Round 1:
(1) Core Plus vs. (16) Collateralized Loan Obligations
Collateralized Loan Obligations (CLO) interest is on the rise thanks to attractive floating rate yields and low historical defaults. But our two-time defending champion casts a wider net, holding a variety of diversifying exposures like broader securitized allocations, high yield, bank loans and yes, even CLOs. Core Plus advances.
(8) Investment Grade Corporates vs. (9) High Yield Corporates
If spreads were any tighter, this would be a pick'em. Take solace in the fact that the high yield market has more BB-rated bonds than almost any time in history, and the IG market, while still dominated by BBBs, is higher in quality and lower in duration since before the pandemic. Maybe tight spreads can stay tight for a while and you’re better off with some carry. High Yield Corporates advances.
(5) Short Duration vs. (12) Inflation-Protected Bond
Both lower beta plays on nominal Treasuries. If rates rise, short duration falls slightly. And if rates rise partially due to higher inflation expectations, TIPS also fall slightly. The difference is on the downside where lower real rates would benefit TIPS. Inflation-Protected Bond pulls the 12–5 upset.
(4) Private Debt vs. (13) Emerging Market Bond
These two return-seeking plays are under-represented in your portfolio. Like everything else in credit, dollar-denominated emerging market (EM) spreads are tight, but in today’s environment, spreads trading modestly tight vs. history looks like a bargain. Plus, if spreads widen, it’s more likely than not that Treasury yields fall, making duration-sensitive categories a bit more defensive than floating-rate categories. Emerging Market Bond advances.
(6) Multisector vs. (11) Nontraditional Bond
Both categories provide similar yields, multiple levers for active management and the ability to diversify core holdings. Feels like a Spider-Man meme. If we can’t combine them into one super team, I’ll lean on the higher credit quality and the more explicit duration management and pencil in Nontraditional Bond.
(3) Municipals vs. (14) Bank Loans
Bank loan yields have dipped into the 7s, providing the smallest tax-equivalent yield advantage over munis since 2022. For an investor with a 37% tax rate, a 3.6% muni yield becomes a 5.8% tax equivalent yield, getting you within striking distance of loans with much lower risk of defaults. Municipals.

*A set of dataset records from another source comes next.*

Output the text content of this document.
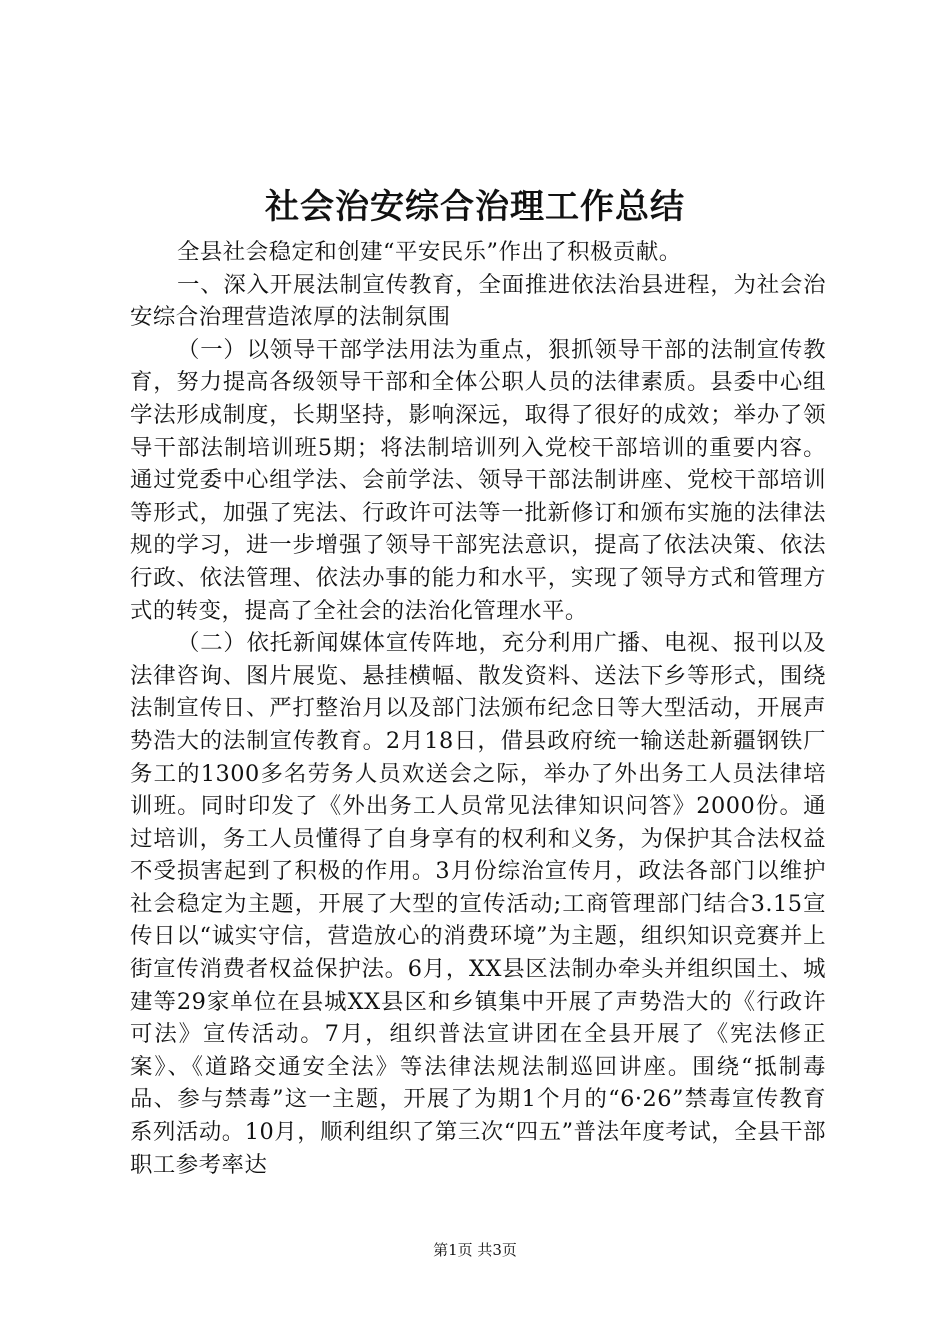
社会治安综合治理工作总结

全县社会稳定和创建“平安民乐”作出了积极贡献。

一、深入开展法制宣传教育，全面推进依法治县进程，为社会治安综合治理营造浓厚的法制氛围

（一）以领导干部学法用法为重点，狠抓领导干部的法制宣传教育，努力提高各级领导干部和全体公职人员的法律素质。县委中心组学法形成制度，长期坚持，影响深远，取得了很好的成效；举办了领导干部法制培训班5期；将法制培训列入党校干部培训的重要内容。通过党委中心组学法、会前学法、领导干部法制讲座、党校干部培训等形式，加强了宪法、行政许可法等一批新修订和颁布实施的法律法规的学习，进一步增强了领导干部宪法意识，提高了依法决策、依法行政、依法管理、依法办事的能力和水平，实现了领导方式和管理方式的转变，提高了全社会的法治化管理水平。

（二）依托新闻媒体宣传阵地，充分利用广播、电视、报刊以及法律咨询、图片展览、悬挂横幅、散发资料、送法下乡等形式，围绕法制宣传日、严打整治月以及部门法颁布纪念日等大型活动，开展声势浩大的法制宣传教育。2月18日，借县政府统一输送赴新疆钢铁厂务工的1300多名劳务人员欢送会之际，举办了外出务工人员法律培训班。同时印发了《外出务工人员常见法律知识问答》2000份。通过培训，务工人员懂得了自身享有的权利和义务，为保护其合法权益不受损害起到了积极的作用。3月份综治宣传月，政法各部门以维护社会稳定为主题，开展了大型的宣传活动;工商管理部门结合3.15宣传日以“诚实守信，营造放心的消费环境”为主题，组织知识竞赛并上街宣传消费者权益保护法。6月，XX县区法制办牵头并组织国土、城建等29家单位在县城XX县区和乡镇集中开展了声势浩大的《行政许可法》宣传活动。7月，组织普法宣讲团在全县开展了《宪法修正案》、《道路交通安全法》等法律法规法制巡回讲座。围绕“抵制毒品、参与禁毒”这一主题，开展了为期1个月的“6·26”禁毒宣传教育系列活动。10月，顺利组织了第三次“四五”普法年度考试，全县干部职工参考率达

第1页 共3页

(7) Treasuries vs. (10) Global Bond
Of the 25 other countries in the WGBI, only 5 have higher yields than the US. Don’t overthink it. Treasuries.
(2) Core Bond vs. (15) EM Local Currency
EM Local Currency is all over the place. Chinese yields under 2%. Brazilian yields of 14%. It creates an interesting active management backdrop, but I’ll take Core Bond here.
Round 2:
(1) Core Plus vs. (9) High Yield Corporates
Defense wins championships. Play both offense and defense instead of just offense. Core Plus.
(12) Inflation-Protected Bond vs. (13) Emerging Market Bond
Diversified EM bonds currently have a 3.2% yield advantage over TIPS, and with break-even inflation drifting back up toward fair value, I’m picking Emerging Market Bond.
(3) Municipals vs. (11) Nontraditional Bond
Munis are great for taxable accounts, but if you need them, you already have them, and if you don’t have them, you probably don’t need them. The marginal benefit of adding a nontraditional strategy to a portfolio is likely greater. Nontraditional Bond.
(2) Core Bond vs. (7) Treasuries
Core bonds have increasingly become a concentrated bet, with nearly 45% of the Bloomberg aggregate made up of US Treasuries. Instead of Treasuries in disguise, I’ll take actual Treasuries for a low-cost defensive portfolio line item that can provide liquidity in a market sell-off. Treasuries.
Final Four:
(1) Core Plus vs. (13) Emerging Market Bond
It was a nice run for EM bonds, but at this stage of the tourney, I don’t want one-dimensional strategies, and that includes dedicated pure plays in return-seeking categories. With Core Plus, I get components that provide income, total return, equity risk offset and capital preservation. A balanced offense and defense that would make KenPom proud. Core Plus.
(7) Treasuries vs. (11) Nontraditional Bond
As much as I like Treasuries, they’ve had an annualized return of zero over the past six years. Non-traditional bonds have outperformed with lower volatility, making this a better choice for those looking for risk-adjusted returns. Nontraditional Bond advances.
Finals:
(1) Core Plus vs. (9) Nontraditional Bond
In a rematch of last year’s title matchup, we get both components of our “Core Plus Plus” idea, a combo that positions you to outperform on the upside and the downside. The resulting core-satellite approach provides multiple levers for diversification and active management. And with a thoughtful eye toward portfolio construction, you can hold 4–7 fixed income strategies in your portfolio instead of 10 or more, streamlining your lineup. But for this exercise we’re choosing one winner, and if you want to go to the moon, you gotta go with the satellite. The Pick: Nontraditional Bond.